For batch jobs that take exclusive locks (DDL, schema changes, large updates), the lock_timeout setting prevents the job from waiting forever and blocking everything behind it:

SET lock_timeout = '5s';
ALTER TABLE users ...;

If the lock cannot be acquired in 5 seconds, the job aborts. This is much better than waiting an hour and blocking dozens of queries in the queue.

For batch retries, combine with statement_timeout:

SET lock_timeout = '5s';
SET statement_timeout = '60s';

The statement either runs in a minute or fails fast.

Throttling

Most batch jobs have soft deadlines. "Archive 100,000 inactive users by tomorrow morning" — that is 24 hours of budget. Spreading the work over 24 hours costs the application much less than running it in 30 minutes.

The pattern:

for batch in chunks(records, 1000):
    process_batch(batch)
    time.sleep(2)  # 2-second pause between batches

During the sleep, application traffic gets full database resources. The batch only consumes when actively processing.

For more sophisticated throttling, look at the database's load (pg_stat_database query duration, connection count) and adjust the sleep duration based on load. The batch slows down during peak, speeds up off-peak.

Read replicas for batch reads

If the batch is read-only and the staleness is acceptable, run it on a read replica:

# Connect to replica for read
data = read_replica.execute("SELECT ... heavy aggregate ...")

# Apply results to primary
primary.execute("INSERT INTO results ...", data)

The primary is unaffected by the batch's read load. The replica may experience lag, but only briefly.

This is the standard pattern for analytical batch jobs.

Monitoring

For any batch job in production:

  • Log start, progress, completion, errors. With timestamps.
  • Track rows processed per batch and total.
  • Monitor database metrics during the batch — is connection count climbing, are locks queuing.
  • Alert if the batch runs longer than expected (timeout).

Without monitoring, batch jobs are black boxes. The first sign of trouble is the database alerting on saturation.

A real story

A team I worked with had a daily batch that recalculated customer lifetime value for 5 million customers. The job was a single SQL statement:

UPDATE customers
SET lifetime_value = (
  SELECT sum(amount) FROM orders WHERE customer_id = customers.id
);

This took 4 hours, locked the customers table for the duration, and caused user-facing latency spikes during the run.

Fix:

  1. Materialized view for the aggregate, refreshed in chunks.
  2. Batch update from the materialized view, 10,000 customers per chunk, 1-second pauses.
  3. Run during off-peak window.

New runtime: 90 minutes. No user-facing impact.
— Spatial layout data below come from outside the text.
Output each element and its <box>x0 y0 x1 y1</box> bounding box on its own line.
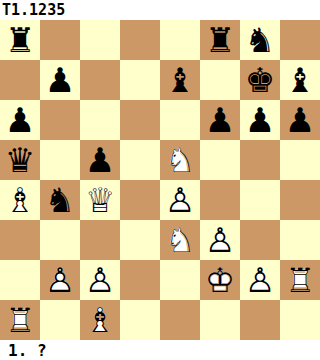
square-f5[interactable] <box>200 140 240 180</box>
square-h6[interactable]: ♟ <box>280 100 320 140</box>
piece-outline: ♙ <box>80 260 120 300</box>
square-a2[interactable] <box>0 260 40 300</box>
square-f3[interactable]: ♟♙ <box>200 220 240 260</box>
square-a5[interactable]: ♛ <box>0 140 40 180</box>
square-c1[interactable]: ♝♗ <box>80 300 120 340</box>
piece-outline: ♕ <box>80 180 120 220</box>
piece-black-bishop[interactable]: ♝ <box>280 60 320 100</box>
square-b2[interactable]: ♟♙ <box>40 260 80 300</box>
square-g3[interactable] <box>240 220 280 260</box>
piece-outline: ♔ <box>200 260 240 300</box>
square-f2[interactable]: ♚♔ <box>200 260 240 300</box>
piece-black-pawn[interactable]: ♟ <box>280 100 320 140</box>
piece-white-rook[interactable]: ♜♖ <box>0 300 40 340</box>
square-e5[interactable]: ♞♘ <box>160 140 200 180</box>
piece-white-pawn[interactable]: ♟♙ <box>40 260 80 300</box>
square-a6[interactable]: ♟ <box>0 100 40 140</box>
square-g5[interactable] <box>240 140 280 180</box>
square-c4[interactable]: ♛♕ <box>80 180 120 220</box>
square-b8[interactable] <box>40 20 80 60</box>
square-e8[interactable] <box>160 20 200 60</box>
puzzle-id: T1.1235 <box>2 1 65 19</box>
piece-white-rook[interactable]: ♜♖ <box>280 260 320 300</box>
square-g6[interactable]: ♟ <box>240 100 280 140</box>
square-b3[interactable] <box>40 220 80 260</box>
piece-white-pawn[interactable]: ♟♙ <box>160 180 200 220</box>
piece-outline: ♗ <box>0 180 40 220</box>
square-e2[interactable] <box>160 260 200 300</box>
square-e4[interactable]: ♟♙ <box>160 180 200 220</box>
square-c3[interactable] <box>80 220 120 260</box>
square-a3[interactable] <box>0 220 40 260</box>
square-d1[interactable] <box>120 300 160 340</box>
square-g4[interactable] <box>240 180 280 220</box>
square-h2[interactable]: ♜♖ <box>280 260 320 300</box>
piece-outline: ♙ <box>40 260 80 300</box>
piece-white-bishop[interactable]: ♝♗ <box>80 300 120 340</box>
square-a8[interactable]: ♜ <box>0 20 40 60</box>
square-f6[interactable]: ♟ <box>200 100 240 140</box>
square-g2[interactable]: ♟♙ <box>240 260 280 300</box>
piece-black-pawn[interactable]: ♟ <box>0 100 40 140</box>
square-h4[interactable] <box>280 180 320 220</box>
piece-black-rook[interactable]: ♜ <box>0 20 40 60</box>
square-d7[interactable] <box>120 60 160 100</box>
square-h1[interactable] <box>280 300 320 340</box>
square-f8[interactable]: ♜ <box>200 20 240 60</box>
piece-white-knight[interactable]: ♞♘ <box>160 140 200 180</box>
square-d3[interactable] <box>120 220 160 260</box>
piece-white-pawn[interactable]: ♟♙ <box>80 260 120 300</box>
square-b5[interactable] <box>40 140 80 180</box>
move-prompt: 1. ? <box>8 341 47 360</box>
piece-white-knight[interactable]: ♞♘ <box>160 220 200 260</box>
square-c5[interactable]: ♟ <box>80 140 120 180</box>
piece-white-pawn[interactable]: ♟♙ <box>240 260 280 300</box>
square-g8[interactable]: ♞ <box>240 20 280 60</box>
piece-white-bishop[interactable]: ♝♗ <box>0 180 40 220</box>
square-h7[interactable]: ♝ <box>280 60 320 100</box>
piece-black-pawn[interactable]: ♟ <box>240 100 280 140</box>
square-e7[interactable]: ♝ <box>160 60 200 100</box>
square-a4[interactable]: ♝♗ <box>0 180 40 220</box>
chess-board: ♜♜♞♟♝♚♝♟♟♟♟♛♟♞♘♝♗♞♛♕♟♙♞♘♟♙♟♙♟♙♚♔♟♙♜♖♜♖♝♗ <box>0 20 320 340</box>
square-b1[interactable] <box>40 300 80 340</box>
square-e3[interactable]: ♞♘ <box>160 220 200 260</box>
square-e6[interactable] <box>160 100 200 140</box>
piece-outline: ♙ <box>160 180 200 220</box>
square-a7[interactable] <box>0 60 40 100</box>
square-f7[interactable] <box>200 60 240 100</box>
square-a1[interactable]: ♜♖ <box>0 300 40 340</box>
square-b6[interactable] <box>40 100 80 140</box>
piece-outline: ♙ <box>240 260 280 300</box>
square-d6[interactable] <box>120 100 160 140</box>
piece-outline: ♘ <box>160 140 200 180</box>
piece-black-knight[interactable]: ♞ <box>40 180 80 220</box>
square-g1[interactable] <box>240 300 280 340</box>
square-h5[interactable] <box>280 140 320 180</box>
piece-white-king[interactable]: ♚♔ <box>200 260 240 300</box>
square-c6[interactable] <box>80 100 120 140</box>
piece-black-bishop[interactable]: ♝ <box>160 60 200 100</box>
piece-outline: ♗ <box>80 300 120 340</box>
piece-white-queen[interactable]: ♛♕ <box>80 180 120 220</box>
square-f1[interactable] <box>200 300 240 340</box>
square-d4[interactable] <box>120 180 160 220</box>
piece-black-pawn[interactable]: ♟ <box>80 140 120 180</box>
square-h3[interactable] <box>280 220 320 260</box>
square-g7[interactable]: ♚ <box>240 60 280 100</box>
piece-black-pawn[interactable]: ♟ <box>40 60 80 100</box>
piece-black-king[interactable]: ♚ <box>240 60 280 100</box>
piece-black-pawn[interactable]: ♟ <box>200 100 240 140</box>
square-d5[interactable] <box>120 140 160 180</box>
piece-black-knight[interactable]: ♞ <box>240 20 280 60</box>
piece-outline: ♙ <box>200 220 240 260</box>
piece-white-pawn[interactable]: ♟♙ <box>200 220 240 260</box>
square-b4[interactable]: ♞ <box>40 180 80 220</box>
piece-outline: ♘ <box>160 220 200 260</box>
square-e1[interactable] <box>160 300 200 340</box>
square-c2[interactable]: ♟♙ <box>80 260 120 300</box>
square-h8[interactable] <box>280 20 320 60</box>
piece-outline: ♖ <box>280 260 320 300</box>
square-d2[interactable] <box>120 260 160 300</box>
square-c8[interactable] <box>80 20 120 60</box>
square-d8[interactable] <box>120 20 160 60</box>
piece-black-queen[interactable]: ♛ <box>0 140 40 180</box>
piece-outline: ♖ <box>0 300 40 340</box>
square-b7[interactable]: ♟ <box>40 60 80 100</box>
square-c7[interactable] <box>80 60 120 100</box>
square-f4[interactable] <box>200 180 240 220</box>
piece-black-rook[interactable]: ♜ <box>200 20 240 60</box>
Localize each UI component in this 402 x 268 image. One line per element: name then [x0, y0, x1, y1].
The code change was 30 lines. The throughput improvement was a non-issue (the batch had a 24-hour budget). The user-impact improvement was the whole win.

What I commit to for any batch job

  1. Chunked into small transactions (typically 1k-10k rows per chunk).
  2. Indexed predicate so the chunk query is fast.
  3. Idempotent — safe to re-run.
  4. Throttled with sleeps between chunks.
  5. Lock and statement timeouts set.
  6. Monitored from start to finish.
  7. Scheduled off-peak unless there is a reason to do otherwise.

This is more disciplined than the typical batch job. It is also the difference between batch jobs that go unnoticed and batch jobs that page someone.